Porterfetch is a niche food delivery service that operates only at night. While this meant lower operating costs for the startup, it is hard for them to sustain the business and eventually grow it into a “24-hour operation”.

They would have to increase their delivery fleet and lower their delivery fees to better rival its competitors and this would mean burning more cash.

Question is, why would you fix things when it’s not broken?

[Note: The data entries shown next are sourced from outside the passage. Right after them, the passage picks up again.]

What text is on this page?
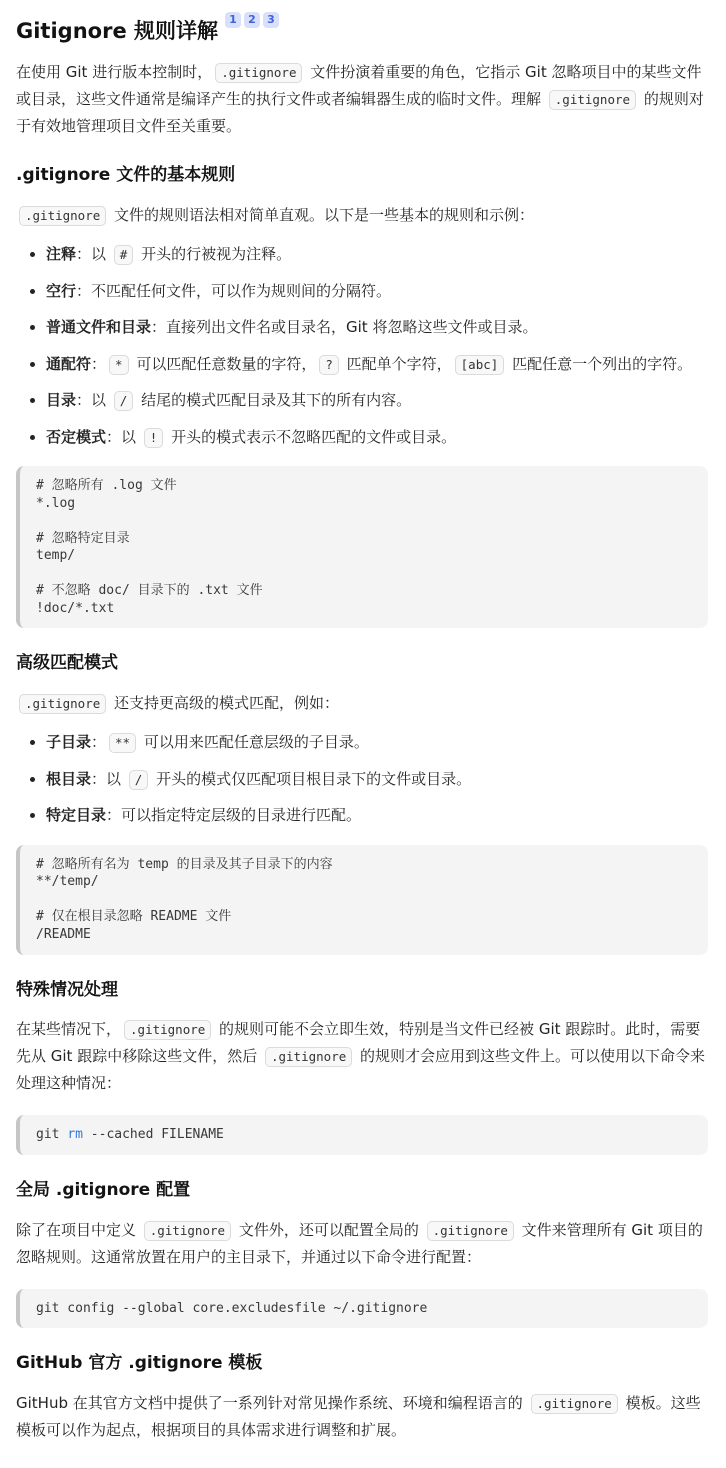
Gitignore 规则详解 $^{1 2 3}$

在使用 Git 进行版本控制时， .gitignore 文件扮演着重要的角色，它指示 Git 忽略项目中的某些文件或目录，这些文件通常是编译产生的执行文件或者编辑器生成的临时文件。理解 .gitignore 的规则对于有效地管理项目文件至关重要。

.gitignore 文件的基本规则

.gitignore 文件的规则语法相对简单直观。以下是一些基本的规则和示例：

• 注释：以 # 开头的行被视为注释。
• 空行：不匹配任何文件，可以作为规则间的分隔符。
• 普通文件和目录：直接列出文件名或目录名，Git 将忽略这些文件或目录。
• 通配符： * 可以匹配任意数量的字符， ? 匹配单个字符， [abc] 匹配任意一个列出的字符。
• 目录：以 / 结尾的模式匹配目录及其下的所有内容。
• 否定模式：以 ! 开头的模式表示不忽略匹配的文件或目录。
# 忽略所有 .log 文件
*.log
# 忽略特定目录
temp/
# 不忽略 doc/ 目录下的 .txt 文件
!doc/*.txt
高级匹配模式

.gitignore 还支持更高级的模式匹配，例如：

• 子目录： ** 可以用来匹配任意层级的子目录。
• 根目录：以 / 开头的模式仅匹配项目根目录下的文件或目录。
• 特定目录：可以指定特定层级的目录进行匹配。
# 忽略所有名为 temp 的目录及其子目录下的内容
**/temp/
# 仅在根目录忽略 README 文件
/README
特殊情况处理

在某些情况下， .gitignore 的规则可能不会立即生效，特别是当文件已经被 Git 跟踪时。此时，需要先从 Git 跟踪中移除这些文件，然后 .gitignore 的规则才会应用到这些文件上。可以使用以下命令来处理这种情况：

git rm --cached FILENAME
全局 .gitignore 配置

除了在项目中定义 .gitignore 文件外，还可以配置全局的 .gitignore 文件来管理所有 Git 项目的忽略规则。这通常放置在用户的主目录下，并通过以下命令进行配置：

git config --global core.excludesfile ~/.gitignore
GitHub 官方 .gitignore 模板

GitHub 在其官方文档中提供了一系列针对常见操作系统、环境和编程语言的 .gitignore 模板。这些模板可以作为起点，根据项目的具体需求进行调整和扩展。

Porterfetch is already doing well. Its late-night food delivery service is a novel business idea as it is the first of its kind in Singapore.

Moreover, it has garnered a loyal user base within its two years of establishment. In its first month alone, Porterfetch has received over 1,000 orders and seen many repeat customers.

If it wants to capture a bigger market share, it has to be willing to spend more on marketing efforts to get its name out.

porterfetch singapore
Image Credit: Porterfetch

Millennials, who are the most savvy generation, will definitely embrace Porterfetch with open arms — they often stay up late, and are willing to spend on food and convenience.

Porterfetch is unfortunately not on the top of consumers’ mind when it comes to food delivery now, but it has a strong differentiating factor from the ‘big three’.

If the firm chooses to play on its strengths, I do believe that a time will come when foodies in Singapore will think of Porterfetch when hunger pangs strike at midnight.